Strategi yang dilakukan Pemkab Takalar bekerjasama dengan organisasi Persatuan Wartawan Indonesia (PWI) cabang Sulawesi Selatan, sangat tepat. Yakni; mengundang para jurnalis ke Takalar untuk melihat dari dekat potensi-potensi unggulan tersebut, dan
Sekda Takalar Ir. Nirwan Nasrullah MSi
kemudian menuliskan di masing-masing medianya.
“Dengan termuatnya potensi-potensi unggulan Takalar di masing-masing media para jurnalis, kami berharap adas investor, baik di dalam maupun di luar negeri tertarik bekerjasama dengan kami untuk menggarap potensi-potensi unggulan tersebut,” kata Sekretaris Daerah Kabupaten Takalar Ir. H. Nirwan Nasrullah Msi, ketika memberikan sambutan pada acara pembekalan peserta lomba karya jurnalis, di Kantor Bupati Takalar, Rabu, 22 Mei 2013.

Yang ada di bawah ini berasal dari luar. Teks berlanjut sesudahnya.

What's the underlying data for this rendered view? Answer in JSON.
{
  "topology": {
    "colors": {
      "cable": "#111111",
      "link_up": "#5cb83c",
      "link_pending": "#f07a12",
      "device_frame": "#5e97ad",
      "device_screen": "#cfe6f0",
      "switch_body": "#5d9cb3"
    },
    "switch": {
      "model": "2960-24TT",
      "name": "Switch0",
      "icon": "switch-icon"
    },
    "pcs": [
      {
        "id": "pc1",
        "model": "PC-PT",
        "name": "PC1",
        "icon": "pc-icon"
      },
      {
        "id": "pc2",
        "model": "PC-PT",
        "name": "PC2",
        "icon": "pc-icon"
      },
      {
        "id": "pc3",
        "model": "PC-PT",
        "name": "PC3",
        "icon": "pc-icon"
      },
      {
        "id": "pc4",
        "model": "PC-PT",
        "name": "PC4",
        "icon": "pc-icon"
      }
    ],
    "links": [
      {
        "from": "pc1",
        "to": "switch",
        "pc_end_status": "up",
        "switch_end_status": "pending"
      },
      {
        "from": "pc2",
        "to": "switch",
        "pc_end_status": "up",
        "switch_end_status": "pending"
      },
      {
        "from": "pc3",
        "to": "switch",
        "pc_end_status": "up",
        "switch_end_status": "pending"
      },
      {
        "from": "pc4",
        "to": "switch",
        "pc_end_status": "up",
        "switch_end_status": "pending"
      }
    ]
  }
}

‘Lomba Karya Jurnalistik’ tersebut merupakan hasil kesepakatan antara Pemkab Takalar dengan PWI Sulsel yang saling menguntungkan. Di satu sisi, keinginan Pemkab Takalar untuk mempromosikan potensi-potensi unggulan Takalar melalui tulisan para wartawan. Di sisi lain, PWI Sulsel memperoleh dukungan dari Pemkab Takalar untuk melaksanakan puncak acara Peringatan Hari Pers Nasional (HPN) Tahun 2013 Tingkat Provinsi Sulawesi Selatan di Kabupaten Takalar. Itu sebabnya, lomba penulisan ini bertema; “POTENSI UNGGULAN TAKALAR MENYEJAHTERAKAN RAKYAT”.
Model kerjasama seperti ini merupakan langkah konkret kemitraan antara pers dengan pemerintah. Bentuk kerjasama seperti ini perlu terus dikembangkan dengan pemerintah daerah lainnya demi kepentingan bangsa dan negara.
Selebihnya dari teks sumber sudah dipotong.